Holiday shopping, long a staple in American life, has undergone significant change over the past half century. The “Miracle on 34th Street” post-war tradition of heading downtown to Macy’s or Bloomingdale’s has evolved from quaintly old-fashioned to downright anachronistic.
The other time-honored holiday shopping tradition of hopping in the family truckster on Black Friday and heading for the nearest mall or outlet store is also increasingly outdated, not to mention inconvenient.
In recent years, more and more people are finding themselves in their pajamas late at night dazedly looking at a computer screen or smartphone, ordering from our Modern Santa, Amazon Prime.
Shopping trends may be changing, but our year-end holiday shopping bacchanal is bursting at the seams more than ever — and the data backs this up. A typical retailer now expects one-fifth of its annual sales to occur over the holidays; total 2015 holiday spending is expected to reach an all-time high of $630 billion in the U.S. alone — roughly the size of our annual military budget or the entire GDP of Switzerland or Saudi Arabia. That’s a lot of TVs, LEGOs and fruitcake.
As much as $105 billion — more than 15 percent — of 2015 holiday spending is expected to be online, and this is projected to increase substantially in the years ahead. Early sales reports could make these estimates look conservative, as a record $7.5 billion was recently rung up online over Thanksgiving, Black Friday and Cyber Monday alone. A 5-10 percent annual decline of in-store sales over the same period gives us a pretty good idea of where the future is headed.
When viewed in isolation, it’s easy to get queasy over the increasing detachment of an already commercial activity, where every passing year brings more online shoppers buying more new stuff, delivered with more efficiency but less thoughtfulness.
Our downtown trips of yesteryear may be easy to romanticize, but it’s difficult to argue against the observation that today’s hyper-efficient warehouse and fulfillment infrastructure is taking an element of community and togetherness out of The Holidays.
The steady march of efficient consumerism will continue.
The amazing thing about living in a world driven by networked technology is the pace of change and the fragmentation of trends. Nothing stays constant. The steady march of efficient consumerism will continue, but so will the emergence of other themes that can have a counterbalancing effect.
Communities can form more quickly than ever to give to worthy causes during the holiday season. A great example is the recent introduction of Giving Tuesday. Designed to offset Cyber Monday and Black Friday, almost 1 in 5 Americans (almost 60 million people) are familiar with this movement only three years after its launch in 2012 by NYC’s 92nd Street Y.

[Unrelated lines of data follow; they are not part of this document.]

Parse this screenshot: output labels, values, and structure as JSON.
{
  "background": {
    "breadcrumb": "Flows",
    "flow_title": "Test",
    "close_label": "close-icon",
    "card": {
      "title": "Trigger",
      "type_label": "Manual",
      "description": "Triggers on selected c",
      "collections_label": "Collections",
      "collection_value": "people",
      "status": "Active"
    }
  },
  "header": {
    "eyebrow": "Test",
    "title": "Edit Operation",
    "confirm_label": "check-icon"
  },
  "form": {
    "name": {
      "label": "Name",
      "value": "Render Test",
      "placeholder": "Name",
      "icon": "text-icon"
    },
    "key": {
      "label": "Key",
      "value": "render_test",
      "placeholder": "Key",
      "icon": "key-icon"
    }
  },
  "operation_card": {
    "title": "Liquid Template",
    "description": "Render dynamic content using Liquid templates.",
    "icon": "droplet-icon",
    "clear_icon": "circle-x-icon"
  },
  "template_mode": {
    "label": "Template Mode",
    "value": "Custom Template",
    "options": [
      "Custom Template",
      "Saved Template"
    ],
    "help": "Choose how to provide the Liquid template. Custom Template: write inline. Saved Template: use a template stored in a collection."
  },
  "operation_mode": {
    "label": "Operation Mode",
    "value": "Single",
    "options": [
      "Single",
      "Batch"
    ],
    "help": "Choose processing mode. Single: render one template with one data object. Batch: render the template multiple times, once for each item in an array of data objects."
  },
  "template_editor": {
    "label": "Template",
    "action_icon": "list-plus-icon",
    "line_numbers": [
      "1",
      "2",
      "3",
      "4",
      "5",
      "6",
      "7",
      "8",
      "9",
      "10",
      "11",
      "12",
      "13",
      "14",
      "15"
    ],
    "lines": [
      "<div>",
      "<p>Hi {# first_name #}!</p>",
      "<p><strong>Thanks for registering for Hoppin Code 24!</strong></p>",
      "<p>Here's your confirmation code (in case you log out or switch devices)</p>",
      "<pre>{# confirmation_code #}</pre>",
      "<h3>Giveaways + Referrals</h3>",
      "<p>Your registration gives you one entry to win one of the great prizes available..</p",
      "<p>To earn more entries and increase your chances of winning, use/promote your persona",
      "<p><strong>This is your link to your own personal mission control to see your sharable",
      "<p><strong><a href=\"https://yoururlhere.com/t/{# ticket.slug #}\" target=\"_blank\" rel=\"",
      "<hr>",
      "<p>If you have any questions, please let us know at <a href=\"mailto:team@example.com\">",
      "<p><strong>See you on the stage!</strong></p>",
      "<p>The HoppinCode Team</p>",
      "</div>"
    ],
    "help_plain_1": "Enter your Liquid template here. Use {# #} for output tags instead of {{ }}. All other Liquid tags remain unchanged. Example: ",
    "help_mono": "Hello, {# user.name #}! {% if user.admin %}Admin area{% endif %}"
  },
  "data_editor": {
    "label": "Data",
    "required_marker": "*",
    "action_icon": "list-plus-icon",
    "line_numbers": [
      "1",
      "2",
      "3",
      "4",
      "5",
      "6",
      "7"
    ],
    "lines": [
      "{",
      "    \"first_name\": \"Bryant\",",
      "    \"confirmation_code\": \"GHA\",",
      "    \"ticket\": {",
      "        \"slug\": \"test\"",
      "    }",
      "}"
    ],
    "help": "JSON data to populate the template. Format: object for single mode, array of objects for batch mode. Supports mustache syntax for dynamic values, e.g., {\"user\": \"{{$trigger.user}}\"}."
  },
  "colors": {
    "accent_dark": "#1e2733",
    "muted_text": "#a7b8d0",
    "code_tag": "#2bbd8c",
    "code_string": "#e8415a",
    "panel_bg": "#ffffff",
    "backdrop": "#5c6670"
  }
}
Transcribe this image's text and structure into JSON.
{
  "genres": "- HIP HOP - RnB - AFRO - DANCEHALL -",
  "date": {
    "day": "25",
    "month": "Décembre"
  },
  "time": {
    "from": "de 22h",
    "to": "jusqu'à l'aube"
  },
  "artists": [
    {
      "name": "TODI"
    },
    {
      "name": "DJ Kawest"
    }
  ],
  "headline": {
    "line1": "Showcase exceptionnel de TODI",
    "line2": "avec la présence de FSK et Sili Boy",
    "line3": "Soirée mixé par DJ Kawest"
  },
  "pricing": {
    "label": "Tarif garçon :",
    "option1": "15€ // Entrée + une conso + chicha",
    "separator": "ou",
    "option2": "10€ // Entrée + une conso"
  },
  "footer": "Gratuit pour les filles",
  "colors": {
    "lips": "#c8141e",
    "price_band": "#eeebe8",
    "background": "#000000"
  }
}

Another encouraging development is the emergence of marketplaces that facilitate commerce across a variety of pre-owned verticals, minimizing the environmental impact of our consumerist impulses, regardless of season.
Also worthy of note are sharing-economy-based services that connect local communities in new ways, which in turn can help keep spending dollars local and bring more individuals and artisans into the online economic fold. Connecting all these trends is our smartphone, fulfilling prognosticators’ predictions that a remote control for life already is in our pocket.
I look forward to seeing how the new holiday normal evolves when my children begin their own journeys as teens and adults. I bet they’ll joke about dad clicking away on his archaic laptop late at night in his pajamas when he thinks everyone’s gone to bed.